11:02 – 14:08 | Compliance mistakes that are still costing practices Black walks through the most common and avoidable errors: missed registry mapping deadlines, EHR switching mid-year without updating the registry, failing to validate data throughout the year, and leaving all MIPS responsibility on the practice administrator.
14:08 – 15:44 | How EHR documentation affects your MIPS score Since CMS eliminated manual data submissions last year, EHR use is now essential for meaningful MIPS reporting. Black explains why structured fields, automated workflows and patient portal engagement all feed directly into performance scores.
15:44 – 17:07 | Protecting Medicare revenue without adding administrative burden Black's practical advice for small and mid-size practices: use the EHR to its full capability, understand your category weights, and double-check registry data rather than assuming it's pulling correctly. Quality and cost categories each carry 30% of the total score.

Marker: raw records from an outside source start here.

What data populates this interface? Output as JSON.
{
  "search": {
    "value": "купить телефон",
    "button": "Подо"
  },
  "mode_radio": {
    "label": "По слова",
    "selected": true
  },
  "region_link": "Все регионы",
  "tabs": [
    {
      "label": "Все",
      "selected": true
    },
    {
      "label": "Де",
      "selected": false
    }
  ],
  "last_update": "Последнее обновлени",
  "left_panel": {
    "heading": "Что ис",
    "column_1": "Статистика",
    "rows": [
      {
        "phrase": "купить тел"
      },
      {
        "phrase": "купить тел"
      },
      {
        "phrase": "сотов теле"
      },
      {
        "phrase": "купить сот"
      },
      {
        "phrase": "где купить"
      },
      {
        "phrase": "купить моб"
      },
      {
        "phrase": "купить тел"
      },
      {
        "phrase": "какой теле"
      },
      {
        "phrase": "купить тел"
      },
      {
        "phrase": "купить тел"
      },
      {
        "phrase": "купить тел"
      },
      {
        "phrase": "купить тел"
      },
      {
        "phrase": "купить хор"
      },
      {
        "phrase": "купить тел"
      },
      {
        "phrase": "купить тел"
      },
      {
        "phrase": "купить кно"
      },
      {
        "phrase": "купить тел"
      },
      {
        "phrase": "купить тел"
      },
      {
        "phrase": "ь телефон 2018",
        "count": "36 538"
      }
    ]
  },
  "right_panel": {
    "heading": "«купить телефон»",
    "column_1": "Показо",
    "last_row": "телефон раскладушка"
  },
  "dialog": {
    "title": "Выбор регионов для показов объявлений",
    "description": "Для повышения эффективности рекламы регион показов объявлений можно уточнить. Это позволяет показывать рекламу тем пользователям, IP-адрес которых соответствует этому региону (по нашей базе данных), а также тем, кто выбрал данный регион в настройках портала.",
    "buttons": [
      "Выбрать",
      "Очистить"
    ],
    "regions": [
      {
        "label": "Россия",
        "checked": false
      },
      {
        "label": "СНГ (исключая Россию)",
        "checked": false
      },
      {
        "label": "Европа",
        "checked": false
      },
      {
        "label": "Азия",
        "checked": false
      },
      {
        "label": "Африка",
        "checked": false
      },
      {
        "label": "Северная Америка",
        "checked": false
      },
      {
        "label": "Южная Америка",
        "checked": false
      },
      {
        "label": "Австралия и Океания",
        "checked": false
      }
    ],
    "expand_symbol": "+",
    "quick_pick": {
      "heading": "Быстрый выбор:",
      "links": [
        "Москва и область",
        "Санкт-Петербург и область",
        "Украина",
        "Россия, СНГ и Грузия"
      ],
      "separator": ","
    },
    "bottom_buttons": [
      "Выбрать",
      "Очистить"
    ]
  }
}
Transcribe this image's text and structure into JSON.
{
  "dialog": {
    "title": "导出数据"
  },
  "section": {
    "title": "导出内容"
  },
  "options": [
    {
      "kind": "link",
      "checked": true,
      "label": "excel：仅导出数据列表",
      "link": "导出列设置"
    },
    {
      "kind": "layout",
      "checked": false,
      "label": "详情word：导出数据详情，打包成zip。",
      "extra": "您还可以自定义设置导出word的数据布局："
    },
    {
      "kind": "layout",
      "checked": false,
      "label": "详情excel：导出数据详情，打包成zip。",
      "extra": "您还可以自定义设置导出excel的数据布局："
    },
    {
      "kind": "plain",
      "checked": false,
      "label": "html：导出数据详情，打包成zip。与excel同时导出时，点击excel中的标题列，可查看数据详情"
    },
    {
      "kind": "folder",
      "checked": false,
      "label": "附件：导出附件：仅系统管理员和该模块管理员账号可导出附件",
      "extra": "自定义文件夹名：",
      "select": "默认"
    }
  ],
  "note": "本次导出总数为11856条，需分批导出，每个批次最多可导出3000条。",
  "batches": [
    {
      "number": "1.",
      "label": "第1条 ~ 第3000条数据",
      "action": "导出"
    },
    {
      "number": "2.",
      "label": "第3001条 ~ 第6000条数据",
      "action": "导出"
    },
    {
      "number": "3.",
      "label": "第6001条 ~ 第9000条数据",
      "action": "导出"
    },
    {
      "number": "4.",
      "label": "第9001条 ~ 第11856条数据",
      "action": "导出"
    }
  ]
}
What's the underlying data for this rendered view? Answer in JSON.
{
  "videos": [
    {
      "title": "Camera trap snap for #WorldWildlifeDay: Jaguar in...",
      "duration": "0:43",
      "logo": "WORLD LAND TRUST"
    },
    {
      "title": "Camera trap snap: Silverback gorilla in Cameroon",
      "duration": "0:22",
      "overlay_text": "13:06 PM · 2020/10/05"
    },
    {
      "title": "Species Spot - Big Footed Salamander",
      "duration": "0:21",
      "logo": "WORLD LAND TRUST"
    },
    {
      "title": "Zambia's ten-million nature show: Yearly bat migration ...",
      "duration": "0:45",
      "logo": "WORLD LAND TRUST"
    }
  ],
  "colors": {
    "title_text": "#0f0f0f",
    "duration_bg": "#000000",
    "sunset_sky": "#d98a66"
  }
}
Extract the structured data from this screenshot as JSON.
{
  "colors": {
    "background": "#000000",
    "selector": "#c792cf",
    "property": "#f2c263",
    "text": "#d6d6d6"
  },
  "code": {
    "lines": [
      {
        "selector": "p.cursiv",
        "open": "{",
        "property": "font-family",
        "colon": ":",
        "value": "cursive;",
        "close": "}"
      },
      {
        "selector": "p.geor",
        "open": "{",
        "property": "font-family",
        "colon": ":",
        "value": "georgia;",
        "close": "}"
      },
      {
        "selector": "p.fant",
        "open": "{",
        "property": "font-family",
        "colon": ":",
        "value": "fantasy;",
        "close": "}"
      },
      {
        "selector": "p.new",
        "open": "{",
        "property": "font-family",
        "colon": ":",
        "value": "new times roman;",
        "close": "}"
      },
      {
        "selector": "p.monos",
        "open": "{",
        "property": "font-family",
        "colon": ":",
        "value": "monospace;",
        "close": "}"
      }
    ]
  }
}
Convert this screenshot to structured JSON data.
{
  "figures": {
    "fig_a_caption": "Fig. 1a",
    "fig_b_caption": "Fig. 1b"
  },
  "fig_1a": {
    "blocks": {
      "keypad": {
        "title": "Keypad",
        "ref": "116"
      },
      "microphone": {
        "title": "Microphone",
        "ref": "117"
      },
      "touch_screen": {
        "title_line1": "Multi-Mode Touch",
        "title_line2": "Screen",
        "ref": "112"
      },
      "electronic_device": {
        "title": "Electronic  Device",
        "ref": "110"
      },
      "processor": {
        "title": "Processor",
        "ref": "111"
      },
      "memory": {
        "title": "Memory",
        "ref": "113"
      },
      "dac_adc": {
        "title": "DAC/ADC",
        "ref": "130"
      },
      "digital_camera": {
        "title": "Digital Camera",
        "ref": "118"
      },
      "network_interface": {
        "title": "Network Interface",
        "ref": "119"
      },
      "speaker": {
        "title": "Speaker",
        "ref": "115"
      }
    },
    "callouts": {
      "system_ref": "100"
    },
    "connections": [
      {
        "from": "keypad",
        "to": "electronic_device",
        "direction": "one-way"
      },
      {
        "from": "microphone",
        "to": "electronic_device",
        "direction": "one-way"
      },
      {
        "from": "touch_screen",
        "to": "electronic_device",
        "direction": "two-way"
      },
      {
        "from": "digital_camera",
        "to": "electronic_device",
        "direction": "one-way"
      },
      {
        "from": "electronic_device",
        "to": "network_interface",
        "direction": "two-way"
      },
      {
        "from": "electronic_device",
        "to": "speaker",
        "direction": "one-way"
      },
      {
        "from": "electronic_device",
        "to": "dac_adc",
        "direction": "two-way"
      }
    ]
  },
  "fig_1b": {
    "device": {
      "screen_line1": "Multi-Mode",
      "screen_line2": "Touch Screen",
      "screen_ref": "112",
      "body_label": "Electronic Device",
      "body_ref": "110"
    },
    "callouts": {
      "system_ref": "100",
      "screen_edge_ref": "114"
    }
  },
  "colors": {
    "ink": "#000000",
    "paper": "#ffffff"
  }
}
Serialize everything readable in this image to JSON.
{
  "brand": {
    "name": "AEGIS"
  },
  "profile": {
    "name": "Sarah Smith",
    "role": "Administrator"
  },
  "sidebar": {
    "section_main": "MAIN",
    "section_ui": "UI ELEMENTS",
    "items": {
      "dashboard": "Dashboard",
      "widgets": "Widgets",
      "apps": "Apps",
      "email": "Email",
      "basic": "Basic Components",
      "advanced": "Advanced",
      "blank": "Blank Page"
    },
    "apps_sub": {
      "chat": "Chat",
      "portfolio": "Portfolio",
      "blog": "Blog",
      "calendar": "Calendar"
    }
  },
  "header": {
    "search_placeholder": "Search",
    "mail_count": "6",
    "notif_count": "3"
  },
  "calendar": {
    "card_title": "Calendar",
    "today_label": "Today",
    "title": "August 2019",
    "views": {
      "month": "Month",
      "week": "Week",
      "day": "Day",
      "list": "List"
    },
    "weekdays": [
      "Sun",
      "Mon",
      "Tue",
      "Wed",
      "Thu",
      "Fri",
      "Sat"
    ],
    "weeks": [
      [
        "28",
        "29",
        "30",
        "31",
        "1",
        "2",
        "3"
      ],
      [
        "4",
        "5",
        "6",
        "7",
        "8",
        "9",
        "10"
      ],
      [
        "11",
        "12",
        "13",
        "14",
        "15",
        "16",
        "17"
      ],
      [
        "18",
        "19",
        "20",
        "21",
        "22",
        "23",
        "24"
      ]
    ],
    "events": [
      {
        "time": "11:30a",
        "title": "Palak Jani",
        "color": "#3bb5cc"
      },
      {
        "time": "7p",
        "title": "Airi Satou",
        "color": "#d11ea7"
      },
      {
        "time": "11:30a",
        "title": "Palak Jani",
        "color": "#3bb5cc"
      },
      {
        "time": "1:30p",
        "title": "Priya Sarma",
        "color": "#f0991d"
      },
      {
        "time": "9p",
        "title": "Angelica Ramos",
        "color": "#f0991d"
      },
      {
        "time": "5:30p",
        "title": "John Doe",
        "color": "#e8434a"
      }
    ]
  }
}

17:07 – 19:00 | MIPS priorities for time-strapped practices For practices with only a few hours a month to dedicate to MIPS, Black says focus on tracking the right measures and reviewing workflows with the team — drawing on her own experience spending five hours a month as a MIPS coordinator at a medical practice.
19:00 – 20:38 | Final advice and outro Black closes with a reminder to check qpp.cms.gov regularly and never assume last year's approach still applies — especially for improvement activities, where documentation requirements can shift quietly from year to year. Littrell thanks listeners and wraps the episode.